Cannabis, la grande illusion
Ils ont tout misé sur une légalisation du cannabis et ont été à deux doigts de réussir. Retour sur une aventure un peu folle, où s’est notamment perdu Bernard Rappaz qui vient ce matin quêter la compréhension du Tribunal fédéral
«Je payais tout: l’AVS, le chômage, j’étais inscrit au Registre du commerce, les Services industriels m’avaient même accordé un rabais de 50% sur l’électricité pour faire pousser mes plantons. Et un beau jour, la police a fait une descente, elle a tout cassé, une boucherie, comme si j’étais un vrai criminel. J’avais pris mon deuxième pilier pour l’investir dans mon affaire: j’ai tout perdu.»
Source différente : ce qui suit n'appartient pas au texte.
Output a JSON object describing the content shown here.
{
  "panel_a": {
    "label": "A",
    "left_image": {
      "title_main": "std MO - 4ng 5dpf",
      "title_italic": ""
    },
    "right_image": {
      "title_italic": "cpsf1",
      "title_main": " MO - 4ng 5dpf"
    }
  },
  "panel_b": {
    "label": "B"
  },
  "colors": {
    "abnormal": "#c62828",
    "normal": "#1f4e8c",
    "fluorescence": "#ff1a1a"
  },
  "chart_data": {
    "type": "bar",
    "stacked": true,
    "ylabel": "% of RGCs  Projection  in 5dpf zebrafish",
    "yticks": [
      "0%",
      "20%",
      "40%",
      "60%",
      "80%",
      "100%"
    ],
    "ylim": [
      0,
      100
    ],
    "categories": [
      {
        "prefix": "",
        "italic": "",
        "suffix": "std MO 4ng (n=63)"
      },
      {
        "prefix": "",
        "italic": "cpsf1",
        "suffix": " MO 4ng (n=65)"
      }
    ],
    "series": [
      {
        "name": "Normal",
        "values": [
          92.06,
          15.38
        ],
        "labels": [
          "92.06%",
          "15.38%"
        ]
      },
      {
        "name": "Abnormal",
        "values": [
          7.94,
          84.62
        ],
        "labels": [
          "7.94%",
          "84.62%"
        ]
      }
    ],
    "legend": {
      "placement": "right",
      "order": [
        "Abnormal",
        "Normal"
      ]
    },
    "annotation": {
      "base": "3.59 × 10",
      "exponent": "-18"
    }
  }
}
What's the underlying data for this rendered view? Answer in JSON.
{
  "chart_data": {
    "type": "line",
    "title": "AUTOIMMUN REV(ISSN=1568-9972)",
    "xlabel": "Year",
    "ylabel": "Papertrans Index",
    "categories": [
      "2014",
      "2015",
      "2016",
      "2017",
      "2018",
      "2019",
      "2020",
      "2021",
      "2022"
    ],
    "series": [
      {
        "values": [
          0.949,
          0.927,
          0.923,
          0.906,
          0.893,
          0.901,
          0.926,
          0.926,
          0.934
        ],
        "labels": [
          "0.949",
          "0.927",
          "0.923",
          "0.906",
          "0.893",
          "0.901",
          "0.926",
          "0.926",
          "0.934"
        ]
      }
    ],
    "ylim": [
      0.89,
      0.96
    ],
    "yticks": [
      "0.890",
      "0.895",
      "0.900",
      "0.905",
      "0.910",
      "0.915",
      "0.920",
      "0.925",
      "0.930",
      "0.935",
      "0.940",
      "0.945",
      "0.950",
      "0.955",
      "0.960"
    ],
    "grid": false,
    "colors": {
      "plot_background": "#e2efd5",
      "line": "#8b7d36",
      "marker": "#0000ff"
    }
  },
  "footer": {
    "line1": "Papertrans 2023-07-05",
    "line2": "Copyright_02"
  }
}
En 2009, Julien* été condamné à deux ans et demi de prison avec sursis, pour trafic de cannabis. Il fait partie de ceux qui, comme Bernard Rappaz, ont été roulés dans le ressac de la politique du cannabis. Comme Bernard Rappaz. Ou André Fürst, six mois de prison, qu’il a terminé de subir en 2009, François Reusser, une condamnation avec sursis en 2005. Et beaucoup d’autres: parfois militants, parfois malins, naïfs ou retors, partageant pour la plupart une solide veine libertaire, engagés chacun à sa manière dans un combat pour la dépénalisation du chanvre qu’ils ont été à deux doigts de gagner.
Les débuts? Les souvenirs des participants les montrent enveloppés d’un joli nuage de fumée festive. En 1974, se rappelle le traducteur Laurent Duvanel, «un groupe alternatif m’a incité à me présenter aux élections dans le canton de Neuchâtel». Un groupe alternatif cherchait un nombre suffisant de candidats dans différents cantons pour obtenir une plate-forme grâce aux règles alors en vigueur sur l’accès à l’antenne des formations en compétition. «On m’a demandé de choisir un logo pour le bulletin de vote. On m’a suggéré un motif botanique. C’est là que j’ai eu l’idée de présenter une feuille de chanvre.»
Perplexité. Examen par un institut botanique. Refus. Avec un complice rencontré à cette occasion, le Genevois Sylvain Goujon, Laurent Duvanel décide de se lancer dans la lutte pour la libéralisation du chanvre. «C’était surtout un moyen de sortir de la grisaille ambiante; on mettait les rieurs de notre côté. C’était aussi un moyen de revendiquer le droit à la liberté, au plaisir.»
Le mouvement s’appelle «Libéralisons le cannabis». Les réunions se déroulent dans une fumée assez épaisse pour monter même à la tête de ceux qui ne tirent pas une bouffée au passage. Il s’agit, se rappelle Maurice Jaccard, l’un des animateurs, de combattre une législation qui maintient la jeunesse contestataire sous contrôle policier sans rien pouvoir contre les mafias de la drogue, dont la corruption s’infiltre jusqu’au sein de la police.